6.              a) Selon l’art. 24 al. 1 LAA, l’assuré qui, par suite de l’accident, souffre d’une atteinte importante et durable à son intégrité physique, mentale ou psychique, a droit à une indemnité équitable pour atteinte à l’intégrité. Conformément à l’art. 36 al. 1 OLAA, une atteinte à l’intégrité est réputée durable lorsqu’il est prévisible qu’elle subsistera avec au moins la même gravité pendant toute la vie. Elle est réputée importante lorsque l’intégrité physique, mentale ou psychique subit, indépendamment de la diminution de la capacité de gain, une altération évidente ou grave. Cette disposition de l’ordonnance a été jugée conforme à la loi en tant qu’elle définit le caractère durable de l’atteinte (ATF 133V 224 consid. 2.2).

 

              L’indemnité pour atteinte à l’intégrité est calculée selon les directives figurant à l’annexe 3 de l’OLAA (art. 36 al. 2 OLAA). Cette annexe comporte un barème des atteintes à l’intégrité en pour cent du montant maximum du gain assuré. Ce barème – reconnu conforme à la loi – ne constitue pas une énumération exhaustive (ATF 124 V 29 consid. 1b ; 113 V 2018 consid. 2a). Il représente une « règle générale » (ch. 1 al. 1 de l’annexe).

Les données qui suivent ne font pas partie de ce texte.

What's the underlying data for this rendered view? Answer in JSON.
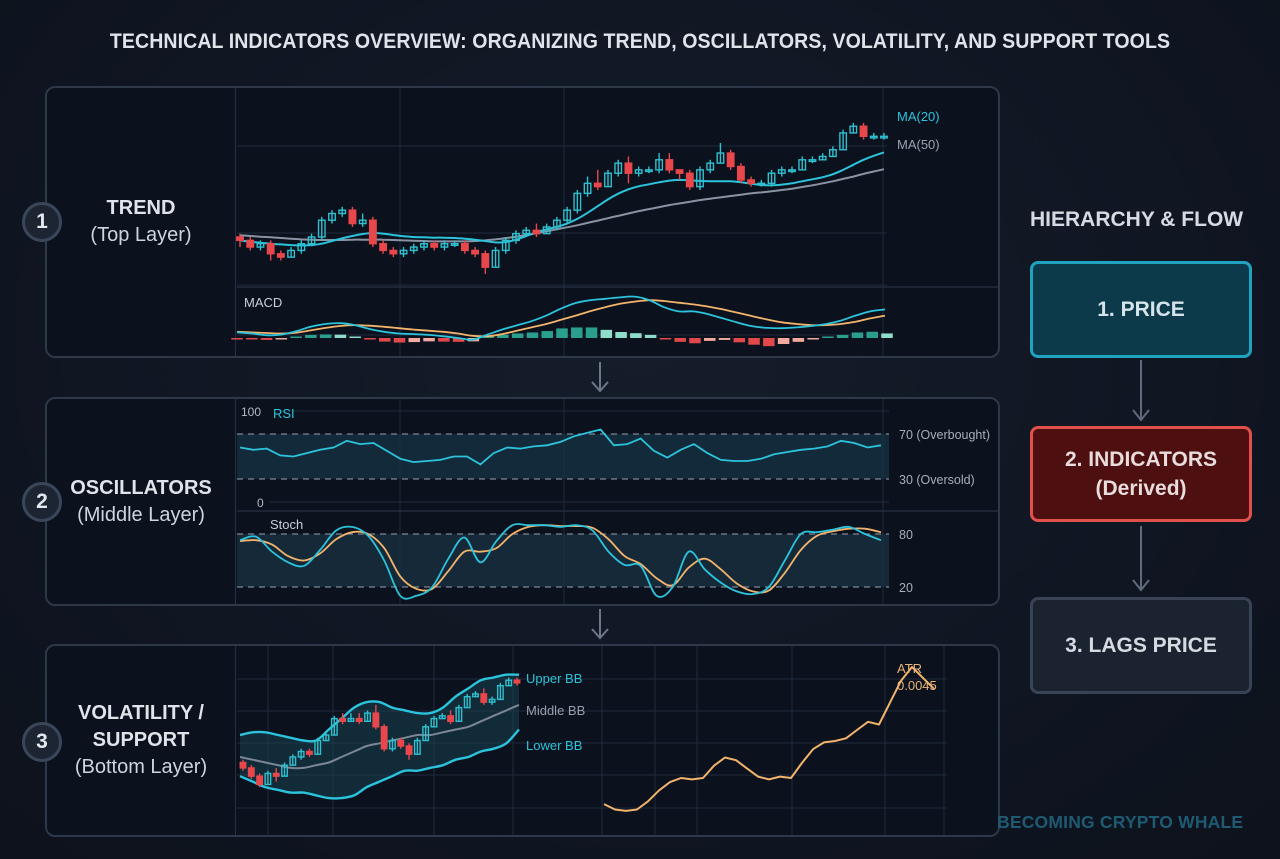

Pour les atteintes qui sont spéciales ou qui ne figurent pas dans la liste, il y a lieu d’appliquer le barème par analogie, en tenant compte de la gravité de l’atteinte (ch. 1 al. 2 de l’annexe). Le ch. 2 de l’annexe dispose au surplus qu’en cas de perte partielle d’un organe ou de son usage, l’indemnité pour atteinte à l’intégrité est réduite en conséquence, aucune indemnité n’étant toutefois versée dans les cas pour lesquels un taux inférieur à 5 % du montant maximum du gain assuré serait appliqué. A cette fin, la Division médicale de la CNA a établi plusieurs tables d’indemnisation des atteintes à l’intégrité selon la LAA. Sans lier le juge, ces tables sont néanmoins compatibles avec l’annexe 3 OLAA (ATF 124 V 209 consid. 4a/cc ; TF 8C_198/2020 du 28 septembre 2020 consid. 3.1) et permettent de procéder à une appréciation plus nuancée, lorsque l’atteinte d’un organe n’est que partielle.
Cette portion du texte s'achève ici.